Principal Software Engineer, Data Engineering

Highspot•Seattle, WA

About The Position

Highspot is looking for a Principal Data Engineer to join their Data Platform team. This role involves defining the technical vision for high-scale data products that power customer-facing analytics, intelligent AI agents, and core product capabilities. The position will own the architecture that serves these diverse needs from a unified foundation. The Principal Data Engineer will shape the overarching data architecture direction and influence the data strategy, acting as a bridge between upstream software engineering teams (data producers) and downstream engineering and AI teams (data consumers). The role requires leading technical execution, balancing architectural pipeline design with advanced data modeling, query optimization, and data trust.

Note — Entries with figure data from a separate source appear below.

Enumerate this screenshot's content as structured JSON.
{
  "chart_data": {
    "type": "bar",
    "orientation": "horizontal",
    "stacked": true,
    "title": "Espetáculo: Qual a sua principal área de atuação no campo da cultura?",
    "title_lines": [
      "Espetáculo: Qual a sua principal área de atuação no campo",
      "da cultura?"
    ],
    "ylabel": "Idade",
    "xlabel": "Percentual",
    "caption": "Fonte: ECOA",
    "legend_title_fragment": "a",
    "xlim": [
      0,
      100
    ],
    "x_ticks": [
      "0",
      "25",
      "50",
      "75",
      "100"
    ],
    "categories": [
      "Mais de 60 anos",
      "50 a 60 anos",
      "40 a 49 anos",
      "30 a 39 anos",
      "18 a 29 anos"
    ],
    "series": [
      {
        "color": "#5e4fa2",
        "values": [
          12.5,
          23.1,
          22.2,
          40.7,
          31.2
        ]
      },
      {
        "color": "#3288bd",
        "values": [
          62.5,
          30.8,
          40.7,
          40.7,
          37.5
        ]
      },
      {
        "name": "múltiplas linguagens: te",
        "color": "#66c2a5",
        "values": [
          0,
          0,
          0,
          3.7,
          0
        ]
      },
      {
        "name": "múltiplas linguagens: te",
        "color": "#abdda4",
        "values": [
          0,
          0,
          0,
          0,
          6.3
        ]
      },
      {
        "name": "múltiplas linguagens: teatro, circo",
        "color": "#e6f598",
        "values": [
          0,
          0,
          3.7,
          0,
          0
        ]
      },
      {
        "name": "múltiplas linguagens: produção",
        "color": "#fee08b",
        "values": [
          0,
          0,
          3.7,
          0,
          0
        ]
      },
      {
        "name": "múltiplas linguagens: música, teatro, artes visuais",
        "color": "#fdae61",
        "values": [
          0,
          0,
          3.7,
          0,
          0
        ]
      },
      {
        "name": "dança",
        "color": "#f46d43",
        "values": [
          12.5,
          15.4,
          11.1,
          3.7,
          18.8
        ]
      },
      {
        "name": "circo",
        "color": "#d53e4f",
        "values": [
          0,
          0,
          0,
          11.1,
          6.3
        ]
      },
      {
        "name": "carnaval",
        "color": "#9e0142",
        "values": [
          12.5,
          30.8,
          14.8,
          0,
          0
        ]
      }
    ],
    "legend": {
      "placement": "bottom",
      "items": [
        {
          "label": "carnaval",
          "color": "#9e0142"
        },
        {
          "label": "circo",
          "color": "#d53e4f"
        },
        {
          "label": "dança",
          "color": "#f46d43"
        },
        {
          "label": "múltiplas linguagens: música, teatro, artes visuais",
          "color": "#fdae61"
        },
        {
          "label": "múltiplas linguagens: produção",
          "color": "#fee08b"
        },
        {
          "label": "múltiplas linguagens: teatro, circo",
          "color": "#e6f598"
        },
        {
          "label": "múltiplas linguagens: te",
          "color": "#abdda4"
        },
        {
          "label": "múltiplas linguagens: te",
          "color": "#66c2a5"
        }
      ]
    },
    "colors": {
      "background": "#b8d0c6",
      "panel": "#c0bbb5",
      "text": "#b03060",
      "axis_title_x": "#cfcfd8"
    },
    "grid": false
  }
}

The data engineering challenges are unique due to the platform generating rich, deeply nested document-oriented data from millions of enterprise interactions.

Requirements

Demonstrated depth in building production data platforms that serve multiple consumption patterns – you've gone beyond traditional BI to support real-time product features, AI/ML workloads, or customer-facing analytics from the same data foundation.
Deep experience with the impedance mismatch between document-oriented operational stores and analytical systems – you've dealt with nested, schema-evolving source data (MongoDB, DynamoDB, or similar) and have opinions on where flattening and transformation should live.
Hands-on experience with data quality and trust at scale – you've built or operated schema registries, data contracts, quality monitoring, or lineage systems in an environment where multiple teams depend on shared data products.
Track record of cost-conscious data architecture – you've optimized Snowflake (or comparable) warehouse spend, designed compute governance policies, or re-architected pipelines to materially reduce cost without sacrificing reliability.
Strong instinct for the bridge role: you're as comfortable pushing back on an upstream team's schema change as you are negotiating freshness SLAs with a downstream AI consumer.
8+ years of professional software engineering experience, with significant time spent on distributed, data-intensive production systems – including substantial depth in data pipeline and platform architecture.
Deep hands-on expertise with modern data technologies: Snowflake, Apache Kafka, Apache Flink, and CDC tooling (Debezium or similar).
Experience developing and operating cloud data infrastructure at enterprise scale (AWS preferred), including infrastructure-as-code (Terraform) and CI/CD automation.
Strong programming skills in Python, Java, and SQL. You write production-grade code, not just scripts.
A track record of designing performant data models that support fast, efficient querying for analytical and product-facing use cases.
Strong cross-functional communication skills - you work effectively with software engineers, data scientists, AI teams, and business stakeholders across organizational boundaries.
Experience mentoring engineers and building collaborative, high-performing teams.

Responsibilities

Architect the data platform, driving the technical direction for a scalable, reliable data platform built on a medallion architecture that serves customer-facing analytics, reporting, and agentic AI from a unified foundation.
Build and optimize ingestion pipelines, designing robust CDC, real-time streaming (Kafka, Flink), and batch processing pipelines that transform complex, nested document-oriented operational data into clean analytical models at enterprise scale.
Build resilient ingestion and transformation layers that gracefully handle deeply nested, continuously evolving document schemas, deciding where to absorb complexity (ingestion, transformation, or query time) and making those tradeoffs explicit and sustainable.
Architect data products that support both traditional BI workloads (pre-aggregated dashboards, dimensional models for scorecards and reports) and emerging AI consumption patterns (low-latency retrieval, contextual assembly, freshness-sensitive agent queries).
Establish the data trust infrastructure that makes cross-team data consumption reliable: schema contracts with upstream producers, data quality monitoring, lineage tracking, freshness SLAs, and clear escalation paths when things break.
Own Snowflake warehouse optimization, compute governance, and cost-efficient pipeline design, building the practices and visibility so the team makes principled cost/performance tradeoffs.
Collaborate across organizational boundaries to align upstream software engineering teams and downstream analytics and AI teams around unified data strategies, shared contracts, and engineering standards.
Technically lead and growth-coach a diverse crew of data engineers, championing best practices across the full spectrum of data engineering disciplines, from low-level pipeline architecture to sophisticated data modeling and analytical query performance.